The city announced the other week that 7 TIFs in the downtown area would be swept for all surplus funds and shut down earlier than planned. TIFs are tax districts that are created to help blighted areas improve by leveraging public tax dollars to promote private economic development. TIFs get tax dollars by freezing the tax base for all properties in its area at the time of creation, so that any amount of property value above that frozen base will accrue taxes towards the TIF district fund instead of towards the overlapping government entities, such as the City, CPS, the parks department, etc. TIFs have a long history of abuse in Chicago, having been used as the mayor’s slush fund, with great expenditures in non-blighted areas close to downtown. The sweep of the downtown TIFs means that the city will spend-down TIF funds for all projects that have already been approved, and that any dollars that the TIF districts retain or collect above and beyond their obligations will be returned to the other taxing districts.

TIFs across downtown

The downtown area is mostly covered by TIF districts. Image created from http://derekeder.com/maps/chicago-tif/index.html

This maneuver is expected to return roughly $250 million to the taxing bodies over the next five years, of which $125 million would go to CPS over this period. However, this equates to roughly the same amount that the CPS has already been getting from the annual declared surplus for the last several years.
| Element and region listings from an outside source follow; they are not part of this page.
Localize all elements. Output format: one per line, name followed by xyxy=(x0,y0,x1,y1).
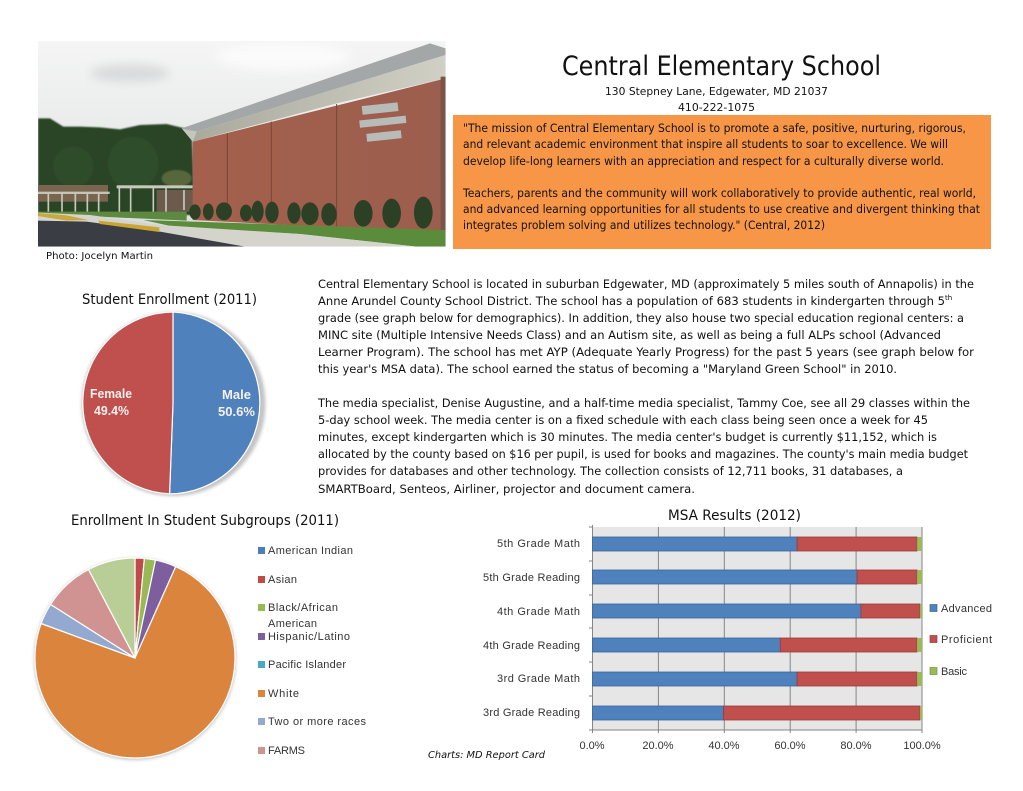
legend: MSA results: Proficient xyxy=(941,634,992,646)
text block: school description: Learner Program). The school has met AYP (Adequate Yearly Progress) for the past 5 years (see graph below for xyxy=(318,345,974,359)
pie chart: student enrollment: Male xyxy=(222,388,251,402)
legend: student subgroups xyxy=(258,545,366,757)
text block: media center: allocated by the county based on $16 per pupil, is used for books and magazines. The county's main media budget xyxy=(318,447,968,461)
heading: student subgroups: Enrollment In Student Subgroups (2011) xyxy=(71,513,339,529)
legend: MSA results: Basic xyxy=(941,666,968,678)
legend: MSA results xyxy=(930,603,992,678)
text block: media center: provides for databases and other technology. The collection consists of 12,711 books, 31 databases, a xyxy=(318,464,903,478)
bar chart: MSA results: 40.0% xyxy=(708,740,740,752)
panel: mission statement: integrates problem solving and utilizes technology." (Central, 2012) xyxy=(463,218,825,232)
panel: mission statement: and relevant academic environment that inspire all students to soar to excellence. We will xyxy=(463,137,948,151)
bar chart: MSA results: 100.0% xyxy=(903,740,941,752)
legend: MSA results: Advanced xyxy=(941,603,992,615)
bar chart: MSA results xyxy=(483,525,941,752)
pie chart: student enrollment: 49.4% xyxy=(94,404,129,418)
pie chart: student enrollment xyxy=(82,312,266,496)
heading: student enrollment: Student Enrollment (2011) xyxy=(82,292,257,308)
legend: student subgroups: Asian xyxy=(268,574,297,586)
bar chart: MSA results: 60.0% xyxy=(774,740,806,752)
pie chart: student subgroups xyxy=(34,558,236,760)
text block: school description: Central Elementary School is located in suburban Edgewater, MD (approximately 5 miles south of Annapolis) in the xyxy=(318,277,974,291)
text block: media center: The media specialist, Denise Augustine, and a half-time media specialist, Tammy Coe, see all 29 classes within the xyxy=(317,396,970,410)
text block: media center: SMARTBoard, Senteos, Airliner, projector and document camera. xyxy=(318,482,695,496)
bar chart: MSA results: 4th Grade Reading xyxy=(483,640,580,652)
legend: student subgroups: Two or more races xyxy=(268,716,366,728)
panel: mission statement xyxy=(453,115,991,249)
text block: media center: minutes, except kindergarten which is 30 minutes. The media center's budget is currently $11,152, which is xyxy=(318,430,937,444)
chart credit: Charts: MD Report Card xyxy=(428,750,546,761)
panel: mission statement: develop life-long learners with an appreciation and respect for a culturally diverse world. xyxy=(463,154,944,168)
text block: media center: 5-day school week. The media center is on a fixed schedule with each class being seen once a week for 45 xyxy=(318,413,928,427)
text block: school description: th xyxy=(945,294,952,302)
bar chart: MSA results: 80.0% xyxy=(840,740,872,752)
text block: school description: grade (see graph below for demographics). In addition, they also house two special education regional centers: a xyxy=(318,311,964,325)
address and phone xyxy=(605,85,828,114)
text block: school description: this year's MSA data). The school earned the status of becoming a "Maryland Green School" in 2010. xyxy=(318,362,897,376)
bar chart: MSA results: 0.0% xyxy=(579,740,605,752)
text block: school description: Anne Arundel County School District. The school has a population of 683 students in kindergarten through 5 xyxy=(318,294,945,308)
legend: student subgroups: Black/African xyxy=(268,602,338,614)
legend: student subgroups: American xyxy=(268,618,317,630)
pie chart: student enrollment: 50.6% xyxy=(218,405,255,419)
title: Central Elementary School xyxy=(562,51,881,82)
bar chart: MSA results: 5th Grade Reading xyxy=(483,572,580,584)
text block: school description xyxy=(318,277,974,376)
legend: student subgroups: FARMS xyxy=(268,745,305,757)
bar chart: MSA results: 5th Grade Math xyxy=(497,538,580,550)
panel: mission statement: "The mission of Central Elementary School is to promote a safe, positive, nurturing, rigorous, xyxy=(463,121,966,135)
address and phone: 410-222-1075 xyxy=(678,101,755,114)
text block: media center xyxy=(317,396,970,496)
address and phone: 130 Stepney Lane, Edgewater, MD 21037 xyxy=(605,85,828,98)
legend: student subgroups: Hispanic/Latino xyxy=(268,631,350,643)
bar chart: MSA results: 3rd Grade Reading xyxy=(483,707,580,719)
text block: school description: MINC site (Multiple Intensive Needs Class) and an Autism site, as well as being a full ALPs school (Advanced xyxy=(318,328,941,342)
panel: mission statement: Teachers, parents and the community will work collaboratively to provide authentic, real world, xyxy=(462,186,976,200)
panel: mission statement: and advanced learning opportunities for all students to use creative and divergent thinking that xyxy=(463,202,980,216)
bar chart: MSA results: 4th Grade Math xyxy=(497,606,580,618)
legend: student subgroups: White xyxy=(268,688,299,700)
legend: student subgroups: Pacific Islander xyxy=(268,659,346,671)
pie chart: student enrollment: Female xyxy=(90,387,132,401)
heading: MSA results: MSA Results (2012) xyxy=(668,508,801,524)
bar chart: MSA results: 3rd Grade Math xyxy=(497,673,580,685)
photo credit: Photo: Jocelyn Martin xyxy=(46,251,153,262)
photo: school building xyxy=(38,41,446,247)
bar chart: MSA results: 20.0% xyxy=(642,740,674,752)
legend: student subgroups: American Indian xyxy=(268,545,353,557)
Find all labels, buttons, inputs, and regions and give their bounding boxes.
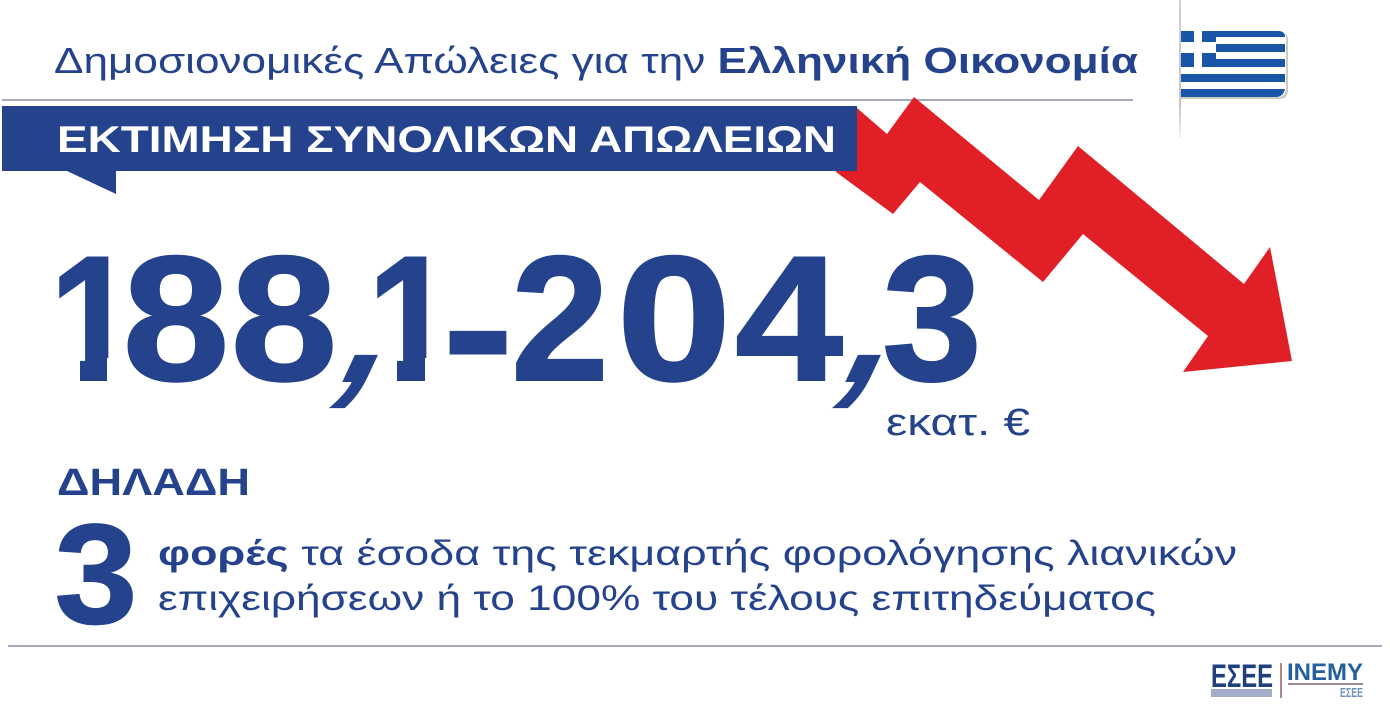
big number: , <box>819 228 950 417</box>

Intensifying public pressure has compelled the mayor to announce annual surpluses, even as he has maneuvered to keep the TIF surplus process in his control by stifling the TIF surplus ordinance that progressive city council members had signed onto. This most recent maneuver is also a result of the critical focus placed on some of the expenditures that have benefited the central city, one of the more prevalent ones being the $50 million used for land acquisition related to the De Paul stadium in the South Loop. But the wind-down of the TIFs during CPS budget crisis also show how little the city has done to come up with sustainable revenue for both essential services as well as for city infrastructure needs. The TIFs function as a hidden tax on city residents, and while supplying ample revenue for the mayor’s pet projects, by siphoning revenue from other tax bodies, they make any property tax increases by CPS for their operations more difficult to bear by the average resident.

Speaking about the surplus of downtown TIFs, Alderman Waguespack said:

“To have that much of the city’s strongest economic engine covered in TIFs was detrimental to CPS and other property taxpayers. They ran into financial disarray at CPS. They don’t have much of a choice.”

The City and CPS needs to address their budget shortfalls with sustainable revenue that goes far beyond relying on scraps from the mayor’s slush fund.